If we can say there are any silver linings to the period of crisis for innovation teams, it seems that at least one is the necessary clarity and focus it has sharpened around many initiatives like these. As Bhandarkar puts it in relation to CreateiQ: “The vision was there before, but the pandemic has helped us to decide which features and functionalities are the most important.”

Low-code lowdown

With firms’ appreciation of technology maturing, efforts to marry legal expertise with tech solutions has grown in the last year.
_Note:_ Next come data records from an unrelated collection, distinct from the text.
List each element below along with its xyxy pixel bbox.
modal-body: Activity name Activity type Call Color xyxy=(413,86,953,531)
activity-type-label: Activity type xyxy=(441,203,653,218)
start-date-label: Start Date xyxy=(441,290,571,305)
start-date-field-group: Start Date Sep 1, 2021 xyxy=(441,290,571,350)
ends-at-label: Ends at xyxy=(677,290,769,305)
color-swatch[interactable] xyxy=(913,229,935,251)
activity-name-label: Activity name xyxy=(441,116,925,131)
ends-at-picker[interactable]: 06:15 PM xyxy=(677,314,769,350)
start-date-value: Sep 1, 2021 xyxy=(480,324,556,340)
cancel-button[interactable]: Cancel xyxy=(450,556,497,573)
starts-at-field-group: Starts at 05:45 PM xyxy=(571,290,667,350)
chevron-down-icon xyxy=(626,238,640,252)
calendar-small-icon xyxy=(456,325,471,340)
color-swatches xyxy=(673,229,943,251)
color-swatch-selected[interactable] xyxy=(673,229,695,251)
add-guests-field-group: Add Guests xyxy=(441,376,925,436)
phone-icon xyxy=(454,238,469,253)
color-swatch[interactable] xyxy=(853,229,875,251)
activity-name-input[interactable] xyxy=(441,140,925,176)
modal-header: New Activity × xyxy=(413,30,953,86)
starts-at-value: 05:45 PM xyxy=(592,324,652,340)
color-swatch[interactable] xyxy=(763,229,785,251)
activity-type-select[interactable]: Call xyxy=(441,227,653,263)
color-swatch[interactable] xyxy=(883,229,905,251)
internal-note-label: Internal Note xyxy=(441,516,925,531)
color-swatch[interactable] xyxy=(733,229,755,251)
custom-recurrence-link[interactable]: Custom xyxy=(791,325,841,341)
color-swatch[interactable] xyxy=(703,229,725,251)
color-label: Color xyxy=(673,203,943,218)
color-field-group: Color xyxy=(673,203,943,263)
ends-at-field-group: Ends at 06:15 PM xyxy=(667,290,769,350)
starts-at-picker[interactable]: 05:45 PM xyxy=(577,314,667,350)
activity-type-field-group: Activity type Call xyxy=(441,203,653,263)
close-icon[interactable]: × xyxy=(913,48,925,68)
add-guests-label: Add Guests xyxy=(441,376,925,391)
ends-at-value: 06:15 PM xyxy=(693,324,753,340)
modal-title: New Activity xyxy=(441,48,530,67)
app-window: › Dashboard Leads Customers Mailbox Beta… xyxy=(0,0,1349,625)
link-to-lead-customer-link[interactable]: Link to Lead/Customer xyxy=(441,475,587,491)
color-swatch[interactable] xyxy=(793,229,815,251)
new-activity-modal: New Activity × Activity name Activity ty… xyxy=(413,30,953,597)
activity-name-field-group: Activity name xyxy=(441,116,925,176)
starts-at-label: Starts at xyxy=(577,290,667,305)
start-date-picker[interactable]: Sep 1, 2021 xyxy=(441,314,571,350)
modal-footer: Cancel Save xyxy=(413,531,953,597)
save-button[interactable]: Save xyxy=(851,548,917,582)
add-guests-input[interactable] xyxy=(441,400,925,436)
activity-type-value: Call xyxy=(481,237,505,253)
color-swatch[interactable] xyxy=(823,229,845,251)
Low-code or no-code solutions – platforms that enable the rapid creation of new apps or software through decision-trees and workflows, requiring little or no coding ability – have emerged as a contender for achieving that goal and accelerating the digitisation of existing processes. Many firms have begun teaching the use of these tools, including Clifford Chance’s Automation Academy, which April Brousseau says has expanded into a three-month programme training people to ideate, identify problems and develop solutions.

Adam Curphey at Reed Smith says low- and no-code tools have been a useful bridge, used in the firm’s tech training programmes in the US and with Exeter and Queen Mary Universities in the UK. “Technology deals in absolutes. You have to teach computational thinking before you can forge links between technologists and lawyers. It’s about finding a common language,” he says.

Reed Smith was using a no-code platform in self-service tools for its clients before the pandemic. It allows legal experts at the firm to understand the decision-making processes within a given tool more easily, and make changes if needed, without having to learn code while, on the client side, it can be used by in-house legal teams or other departments. He also stresses the importance of developing such tools in a way that facilitates a “meeting in the middle” between lawyers’ ways of working and more process-based thinking, which can include performing the initial development in programmes like Word before implementing workflows in the no-code platform.

Touzel says TLT has been using low-code platforms for some years as well, but stresses their value in the context of the law firm’s role as advisers, not developers: “We have the insight into how a client wants to operate a given technology, so we’re increasingly playing the role of a systems integrator between clients and technology providers. But clients don’t want lawyers coding technology from scratch.”